The problem statement is rather strange, because it mixes concepts from channels with continuos time and discrete time.
Suppose first that we have a discrete-time channel which is noisless but is contrained to send one of $M$ "symbols" (what you call "levels") at each channel use (each "discrete time"). The capacity of such a channel is, clearly,
$C_d = \log_2 M$ bits per channel use (always be careful with the capacity units).
If we can use that channel $N$ times in a time interval $T$, (that is, $N/T$ per second) then our capacity is $C= \frac NT C_d = \frac NT \log_2 M$ bits per second.
Now, the natural question would be: what is $N$, how many times per interval $T$ can I use my channel? Well, if the channel is bandlimited (frequencies $[-B,B]$), Nyquist tells me that I the critical sampling time is $1/2B$, so we have at most $2B$ "significant" values (or degrees of freedom) per second. Then you get $C = 2 B \log_2M$ bits per second.
The result is correct, but the explanation above is dubious. In particular, it's not clear at all how we would trasmit $N$ values with $M$ levels using a bandlimited signal during an interval $T$. Strictly speaking, that's not possible.
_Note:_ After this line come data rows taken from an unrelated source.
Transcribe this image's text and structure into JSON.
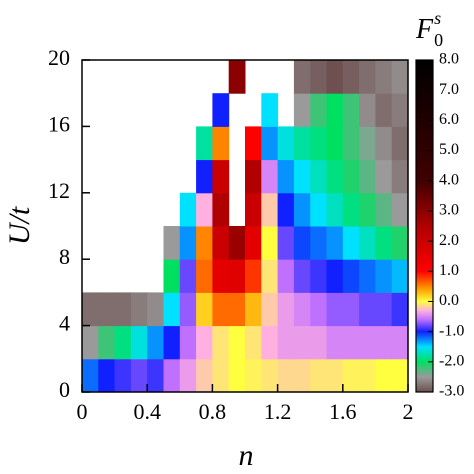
{
  "chart_data": {
    "type": "heatmap",
    "xlabel": "n",
    "ylabel": "U/t",
    "colorbar_title": {
      "base": "F",
      "sub": "0",
      "sup": "s"
    },
    "xlim": [
      0,
      2
    ],
    "ylim": [
      0,
      20
    ],
    "xticks": [
      0,
      0.4,
      0.8,
      1.2,
      1.6,
      2
    ],
    "yticks": [
      0,
      4,
      8,
      12,
      16,
      20
    ],
    "clim": [
      -3,
      8
    ],
    "cticks": [
      {
        "value": 8,
        "label": "8.0"
      },
      {
        "value": 7,
        "label": "7.0"
      },
      {
        "value": 6,
        "label": "6.0"
      },
      {
        "value": 5,
        "label": "5.0"
      },
      {
        "value": 4,
        "label": "4.0"
      },
      {
        "value": 3,
        "label": "3.0"
      },
      {
        "value": 2,
        "label": "2.0"
      },
      {
        "value": 1,
        "label": "1.0"
      },
      {
        "value": 0,
        "label": "0.0"
      },
      {
        "value": -1,
        "label": "-1.0"
      },
      {
        "value": -2,
        "label": "-2.0"
      },
      {
        "value": -3,
        "label": "-3.0"
      }
    ],
    "colormap": [
      [
        -3,
        "#6e5050"
      ],
      [
        -2.5,
        "#9a9a9a"
      ],
      [
        -2,
        "#00e060"
      ],
      [
        -1.5,
        "#00e0ff"
      ],
      [
        -1,
        "#1020ff"
      ],
      [
        -0.6,
        "#c070ff"
      ],
      [
        -0.3,
        "#ffb0e0"
      ],
      [
        0,
        "#ffff40"
      ],
      [
        0.4,
        "#ffa000"
      ],
      [
        1,
        "#ff0000"
      ],
      [
        2.5,
        "#b00000"
      ],
      [
        4,
        "#400000"
      ],
      [
        8,
        "#000000"
      ]
    ],
    "x": [
      0.05,
      0.15,
      0.25,
      0.35,
      0.45,
      0.55,
      0.65,
      0.75,
      0.85,
      0.95,
      1.05,
      1.15,
      1.25,
      1.35,
      1.45,
      1.55,
      1.65,
      1.75,
      1.85,
      1.95
    ],
    "y": [
      1,
      3,
      5,
      7,
      9,
      11,
      13,
      15,
      17,
      19
    ],
    "z": [
      [
        -1.2,
        -1.0,
        -0.9,
        -0.8,
        -0.9,
        -0.6,
        -0.4,
        -0.2,
        -0.1,
        0.0,
        -0.05,
        -0.1,
        -0.15,
        -0.15,
        -0.1,
        -0.1,
        -0.05,
        -0.05,
        0.0,
        0.0
      ],
      [
        -2.5,
        -2.2,
        -1.9,
        -1.6,
        -1.3,
        -1.0,
        -0.6,
        -0.3,
        -0.1,
        0.0,
        -0.1,
        -0.3,
        -0.4,
        -0.4,
        -0.4,
        -0.5,
        -0.5,
        -0.5,
        -0.5,
        -0.5
      ],
      [
        -2.8,
        -2.8,
        -2.8,
        -2.7,
        -2.6,
        -1.5,
        -0.7,
        0.2,
        0.6,
        0.6,
        0.3,
        -0.2,
        -0.4,
        -0.5,
        -0.6,
        -0.7,
        -0.7,
        -0.8,
        -0.8,
        -0.9
      ],
      [
        null,
        null,
        null,
        null,
        null,
        -2.0,
        -0.8,
        0.6,
        1.5,
        1.6,
        0.8,
        -0.1,
        -0.6,
        -0.8,
        -0.9,
        -1.0,
        -1.1,
        -1.2,
        -1.3,
        -1.4
      ],
      [
        null,
        null,
        null,
        null,
        null,
        -2.5,
        -1.3,
        0.5,
        2.0,
        2.8,
        1.5,
        0.0,
        -0.8,
        -1.1,
        -1.2,
        -1.3,
        -1.5,
        -1.7,
        -1.9,
        -2.1
      ],
      [
        null,
        null,
        null,
        null,
        null,
        null,
        -1.5,
        -0.3,
        2.5,
        null,
        2.0,
        -0.2,
        -1.0,
        -1.3,
        -1.5,
        -1.7,
        -1.9,
        -2.1,
        -2.3,
        -2.5
      ],
      [
        null,
        null,
        null,
        null,
        null,
        null,
        null,
        -1.0,
        2.0,
        null,
        2.5,
        -0.5,
        -1.3,
        -1.5,
        -1.7,
        -1.9,
        -2.1,
        -2.3,
        -2.5,
        -2.7
      ],
      [
        null,
        null,
        null,
        null,
        null,
        null,
        null,
        -1.8,
        0.5,
        null,
        1.0,
        -1.3,
        -1.6,
        -1.8,
        -1.9,
        -2.0,
        -2.2,
        -2.4,
        -2.6,
        -2.8
      ],
      [
        null,
        null,
        null,
        null,
        null,
        null,
        null,
        null,
        -1.0,
        null,
        null,
        -1.5,
        null,
        -2.5,
        -2.2,
        -2.0,
        -2.2,
        -2.6,
        -2.8,
        -2.7
      ],
      [
        null,
        null,
        null,
        null,
        null,
        null,
        null,
        null,
        null,
        3.0,
        null,
        null,
        null,
        -2.8,
        -2.9,
        -3.0,
        -2.9,
        -2.8,
        -2.7,
        -2.6
      ]
    ]
  }
}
We could think of a train of $N$ rectangular pulses, each having $M$ possible amplitudes; but this would not be bandlimited. We could instead think of a train of $N$ sinc pulses - this would be bandlimited, yes, but not time limited. Generalizing, we could think of $N$ orthogonal functions $\psi_i(t)$ ($i=1\cdots N$), of which the above are particular cases, and which are approximately (the approximation getting better as $T$ grows) bandlimited and time limited; we "modulate" these funtions by multiplying by our desired values to transmit $x(t)=\sum a_i \psi_i(t)$ (each $a_i$ takes $M$ "levels", in our case). What Nyquist says, in this generalized formulation, is essentially the same at he said for the simpler "sampling" scenario: we can find at most $2B T$ such functions. The format math behind this is quite complex (see eg).
For the application to channel capacity (and how one maps discrete-time to continous-time channels), see MacKay, chapter 11.